Clémence Guetté abonde dans ce sens : "Nous ne rencontrons pas toujours le respect et avons la nécessité de prouver nos compétences davantage que nos homologues masculins." Cela se traduit par des stéréotypes persistants qui touchent directement leur professionnalisme. Jennifer souligne : "Quand une femme exprime sa colère, elle est étiquetée comme 'hystérique'. Un homme, lui, est simplement entendu."
Une culture de la violence verbale persistante
Les insultes sexistes semblent faire partie intégrante de la carrière des femmes élues. Clémence a récemment dû faire face à des remarques désobligeantes lors d'un débat, rappelant l'importance d'éduquer ses collègues hommes sur la nature sexiste de tels commentaires. "Quand on sait l'origine du terme 'hystérique', il est choquant de constater qu'en 2025, cela reste monnaie courante à l'Assemblée nationale."
Agnès Pannier-Runacher abonde : "Certains collègues masculins n'hésitent pas à défendre leurs homologues en dénonceant l'injustice faite aux femmes." Mais ces luttes quotidiennes laissent des cicatrices. Jennifer partage : "Il y a des jours où je me demande vraiment si cela vaut la peine d'affronter tant d'hostilité."

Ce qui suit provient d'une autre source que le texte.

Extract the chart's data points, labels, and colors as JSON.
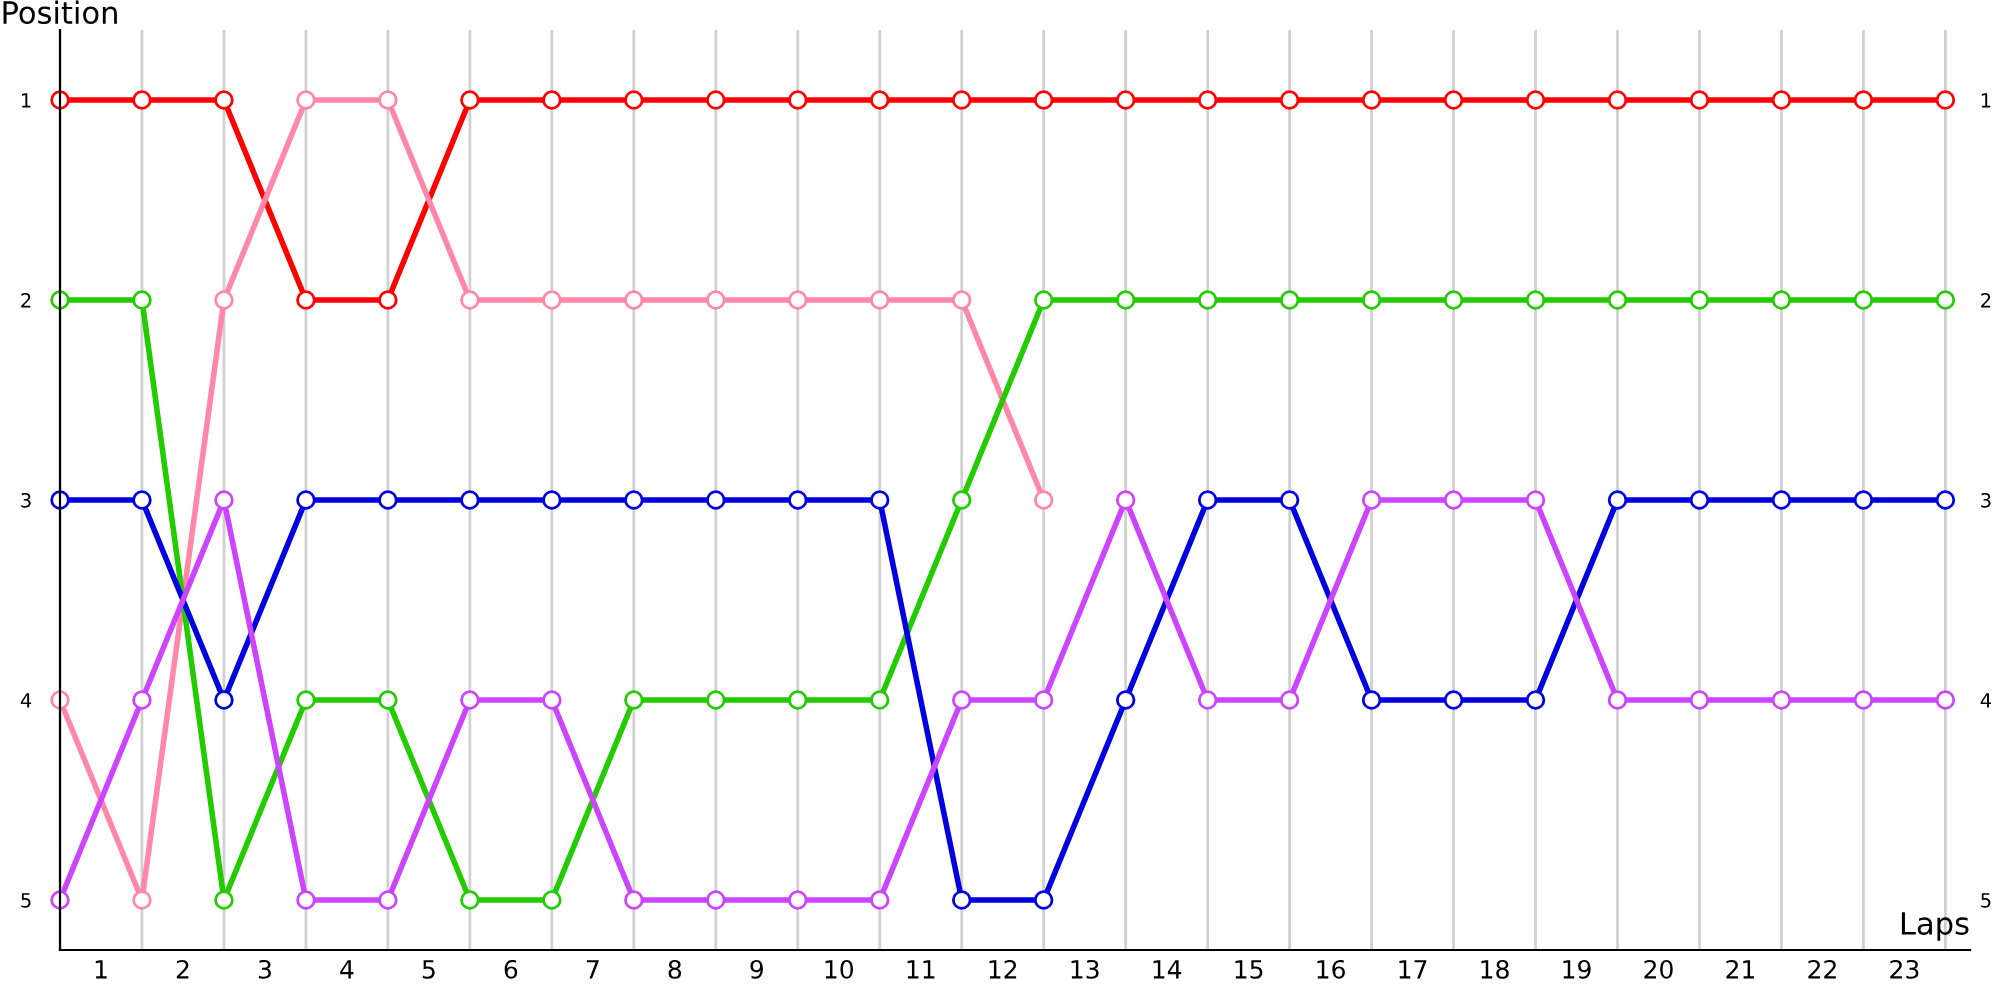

Clémence exprime quant à elle un "sentiment de découragement", suggérant une transaction entre engagement politique et exposition à la violence verbale : "Pourquoi persister dans un milieu où l'hostilité sévit ?"
Pour Agnès, il est essentiel que les femmes se soutiennent mutuellement, minimisant le sentiment d'isolement : "Ces comportements sont ancrés dans notre culture et doivent évoluer." Une récente enquête menée auprès de 2 000 femmes en politique révèle que trois élues sur quatre ont expérimenté le sexisme au cours de leur carrière, illustrant l'ampleur du problème.